In 1929, Emry's marriage broke up. Abandoning everything, he moved to Wisconsin, where he secured contacts with Paramount Records as a singer, and with their parent Wisconsin Chair Company as a factory hand. As before, he recorded a mixture of solos (including a second version of I Am A Man Of Constant Sorrow) and vocal duets. But now his singing partner was Della Hatfield, who became his second wife. They continued to record for Paramount until the near collapse of the recording industry in 1931.

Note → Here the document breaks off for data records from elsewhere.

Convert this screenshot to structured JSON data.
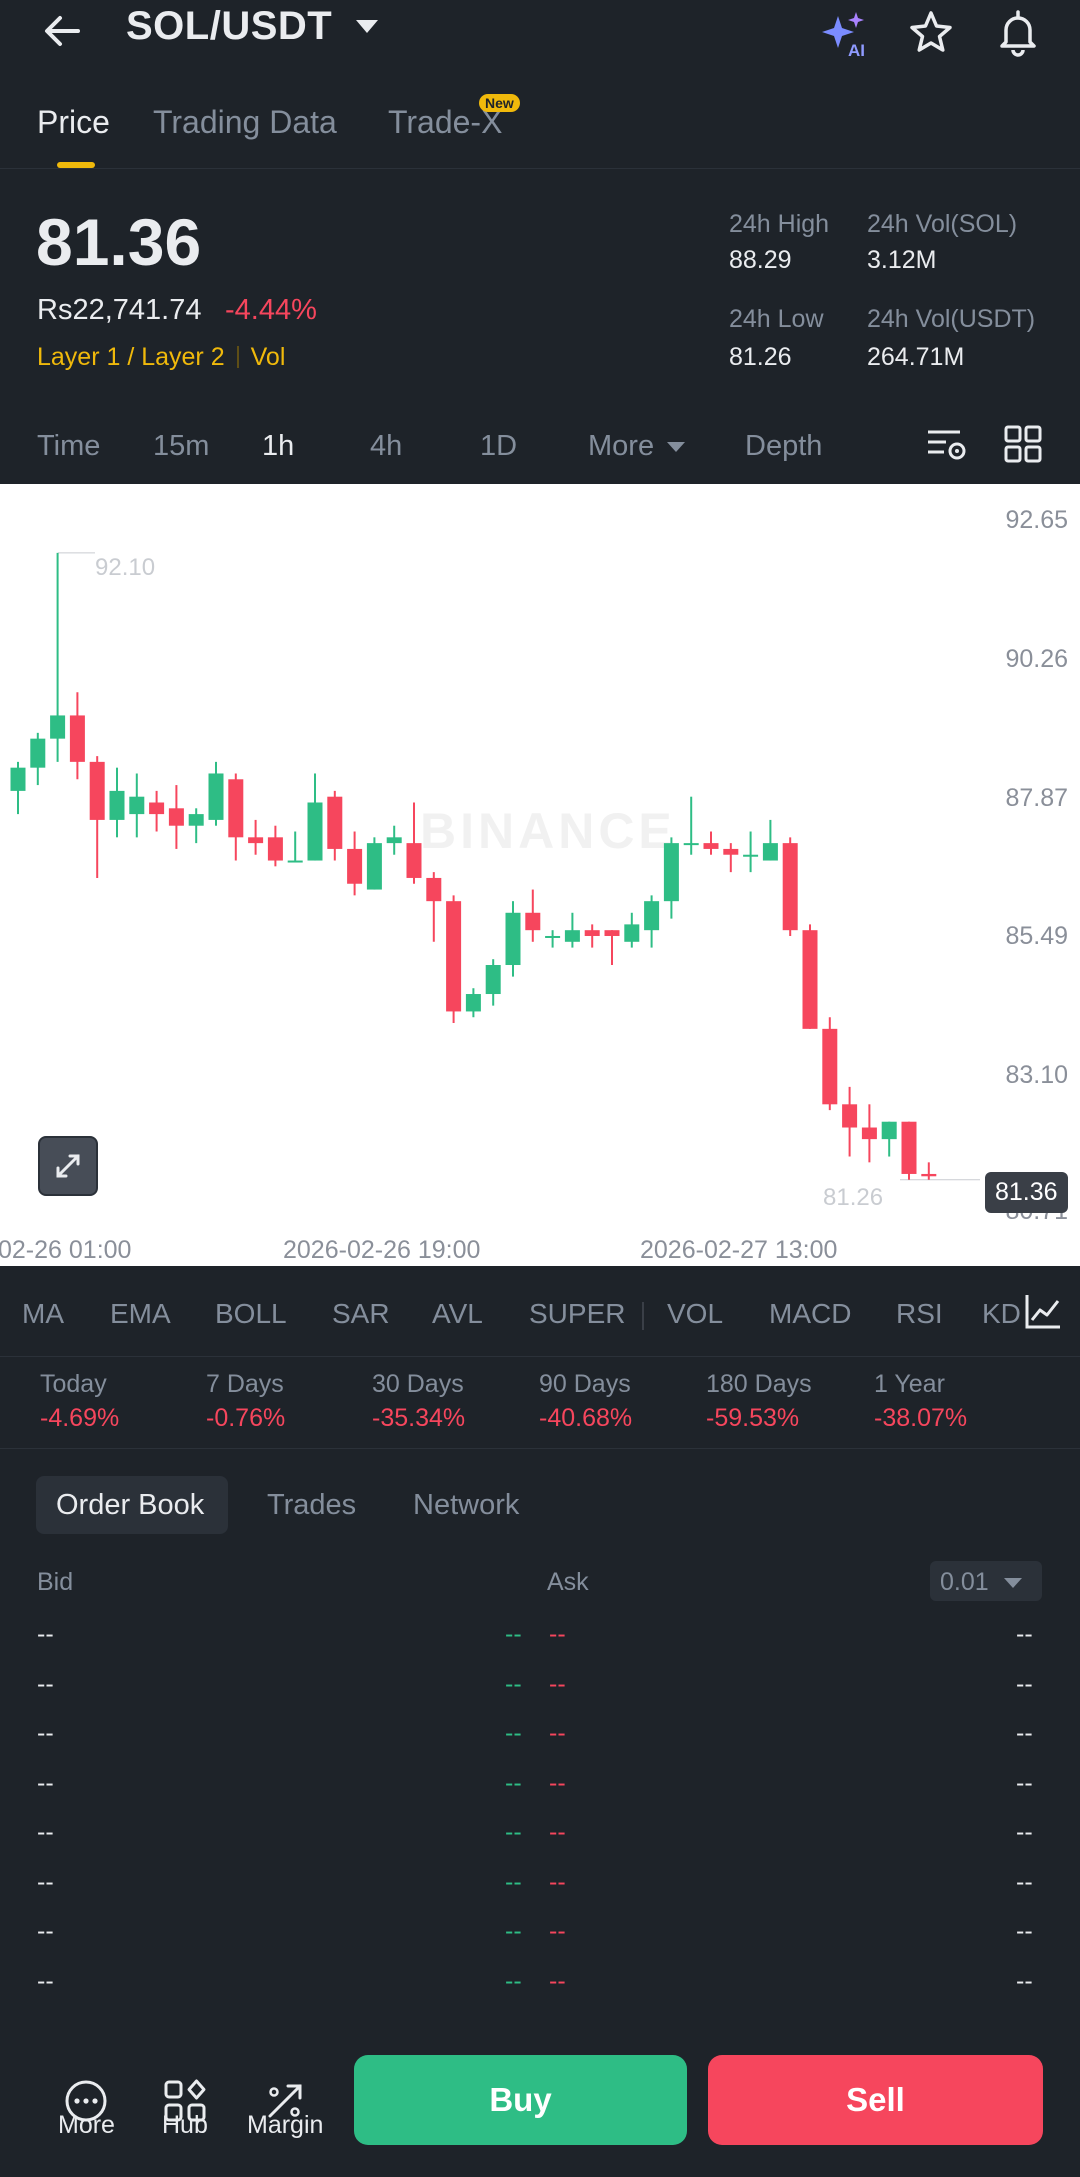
{
  "header": {
    "pair": "SOL/USDT",
    "ai_label": "AI",
    "icons": [
      "back-arrow-icon",
      "chevron-down-icon",
      "ai-sparkle-icon",
      "star-icon",
      "bell-icon"
    ]
  },
  "tabs": [
    {
      "label": "Price",
      "active": true
    },
    {
      "label": "Trading Data",
      "active": false
    },
    {
      "label": "Trade-X",
      "active": false,
      "badge": "New"
    }
  ],
  "ticker": {
    "price": "81.36",
    "local_price": "Rs22,741.74",
    "change": "-4.44%",
    "tag1": "Layer 1 / Layer 2",
    "tag2": "Vol",
    "high_label": "24h High",
    "high_value": "88.29",
    "vol_sol_label": "24h Vol(SOL)",
    "vol_sol_value": "3.12M",
    "low_label": "24h Low",
    "low_value": "81.26",
    "vol_usdt_label": "24h Vol(USDT)",
    "vol_usdt_value": "264.71M"
  },
  "intervals": [
    "Time",
    "15m",
    "1h",
    "4h",
    "1D",
    "More",
    "Depth"
  ],
  "active_interval": "1h",
  "chart_data": {
    "type": "candlestick",
    "y_ticks": [
      "92.65",
      "90.26",
      "87.87",
      "85.49",
      "83.10",
      "80.71"
    ],
    "x_ticks": [
      "02-26 01:00",
      "2026-02-26 19:00",
      "2026-02-27 13:00"
    ],
    "ylim": [
      80.71,
      92.65
    ],
    "last_price": "81.36",
    "high_label": "92.10",
    "low_label": "81.26",
    "watermark": "BINANCE",
    "colors": {
      "up": "#2ebd85",
      "down": "#f6465d"
    },
    "candles": [
      [
        88.0,
        88.5,
        87.6,
        88.4
      ],
      [
        88.4,
        89.0,
        88.1,
        88.9
      ],
      [
        88.9,
        92.1,
        88.5,
        89.3
      ],
      [
        89.3,
        89.7,
        88.2,
        88.5
      ],
      [
        88.5,
        88.6,
        86.5,
        87.5
      ],
      [
        87.5,
        88.4,
        87.2,
        88.0
      ],
      [
        87.6,
        88.3,
        87.2,
        87.9
      ],
      [
        87.8,
        88.0,
        87.3,
        87.6
      ],
      [
        87.7,
        88.1,
        87.0,
        87.4
      ],
      [
        87.4,
        87.7,
        87.1,
        87.6
      ],
      [
        87.5,
        88.5,
        87.4,
        88.3
      ],
      [
        88.2,
        88.3,
        86.8,
        87.2
      ],
      [
        87.2,
        87.5,
        86.9,
        87.1
      ],
      [
        87.2,
        87.4,
        86.7,
        86.8
      ],
      [
        86.8,
        87.3,
        86.8,
        86.8
      ],
      [
        86.8,
        88.3,
        86.8,
        87.8
      ],
      [
        87.9,
        88.0,
        86.8,
        87.0
      ],
      [
        87.0,
        87.3,
        86.2,
        86.4
      ],
      [
        86.3,
        87.2,
        86.3,
        87.1
      ],
      [
        87.1,
        87.4,
        86.9,
        87.2
      ],
      [
        87.1,
        87.8,
        86.4,
        86.5
      ],
      [
        86.5,
        86.6,
        85.4,
        86.1
      ],
      [
        86.1,
        86.2,
        84.0,
        84.2
      ],
      [
        84.2,
        84.6,
        84.1,
        84.5
      ],
      [
        84.5,
        85.1,
        84.3,
        85.0
      ],
      [
        85.0,
        86.1,
        84.8,
        85.9
      ],
      [
        85.9,
        86.3,
        85.4,
        85.6
      ],
      [
        85.5,
        85.6,
        85.3,
        85.5
      ],
      [
        85.4,
        85.9,
        85.3,
        85.6
      ],
      [
        85.6,
        85.7,
        85.3,
        85.5
      ],
      [
        85.6,
        85.6,
        85.0,
        85.5
      ],
      [
        85.4,
        85.9,
        85.3,
        85.7
      ],
      [
        85.6,
        86.2,
        85.3,
        86.1
      ],
      [
        86.1,
        87.2,
        85.8,
        87.1
      ],
      [
        87.1,
        87.9,
        86.9,
        87.1
      ],
      [
        87.1,
        87.3,
        86.9,
        87.0
      ],
      [
        87.0,
        87.1,
        86.6,
        86.9
      ],
      [
        86.9,
        87.3,
        86.6,
        86.9
      ],
      [
        86.8,
        87.5,
        86.8,
        87.1
      ],
      [
        87.1,
        87.2,
        85.5,
        85.6
      ],
      [
        85.6,
        85.7,
        83.9,
        83.9
      ],
      [
        83.9,
        84.1,
        82.5,
        82.6
      ],
      [
        82.6,
        82.9,
        81.7,
        82.2
      ],
      [
        82.2,
        82.6,
        81.6,
        82.0
      ],
      [
        82.0,
        82.3,
        81.7,
        82.3
      ],
      [
        82.3,
        82.3,
        81.3,
        81.4
      ],
      [
        81.4,
        81.6,
        81.3,
        81.36
      ]
    ]
  },
  "indicators": [
    "MA",
    "EMA",
    "BOLL",
    "SAR",
    "AVL",
    "SUPER",
    "VOL",
    "MACD",
    "RSI",
    "KD"
  ],
  "performance": [
    {
      "label": "Today",
      "value": "-4.69%"
    },
    {
      "label": "7 Days",
      "value": "-0.76%"
    },
    {
      "label": "30 Days",
      "value": "-35.34%"
    },
    {
      "label": "90 Days",
      "value": "-40.68%"
    },
    {
      "label": "180 Days",
      "value": "-59.53%"
    },
    {
      "label": "1 Year",
      "value": "-38.07%"
    }
  ],
  "orderbook": {
    "tabs": [
      "Order Book",
      "Trades",
      "Network"
    ],
    "bid_label": "Bid",
    "ask_label": "Ask",
    "precision": "0.01",
    "placeholder": "--",
    "rows": 8
  },
  "bottom_nav": {
    "more": "More",
    "hub": "Hub",
    "margin": "Margin",
    "buy": "Buy",
    "sell": "Sell"
  }
}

Also in 1929, Arthur was involved with William Myers, a songwriter in Richlands, Virginia. Previously, Myers had posted his songs to singers he admired, including Mississippi John Hurt and Dock Boggs. Now he decided to start a record label, named Lonesome Ace. This folded after three recordings: one by Arthur and two by Boggs with Arthur accompanying.

In 1935, the recording industry had recovered somewhat, and Emry recorded a final session with Decca Records.

==Later life and death==
At some point, Emry and Della moved back to Indianapolis, where they lived for the rest of their lives, about which nothing is known. Emry Arthur died in 1967, survived by Della for almost four decades.

Old Homestead Records collected some of Arthur's recordings on I Am a Man of Constant Sorrow in 1987.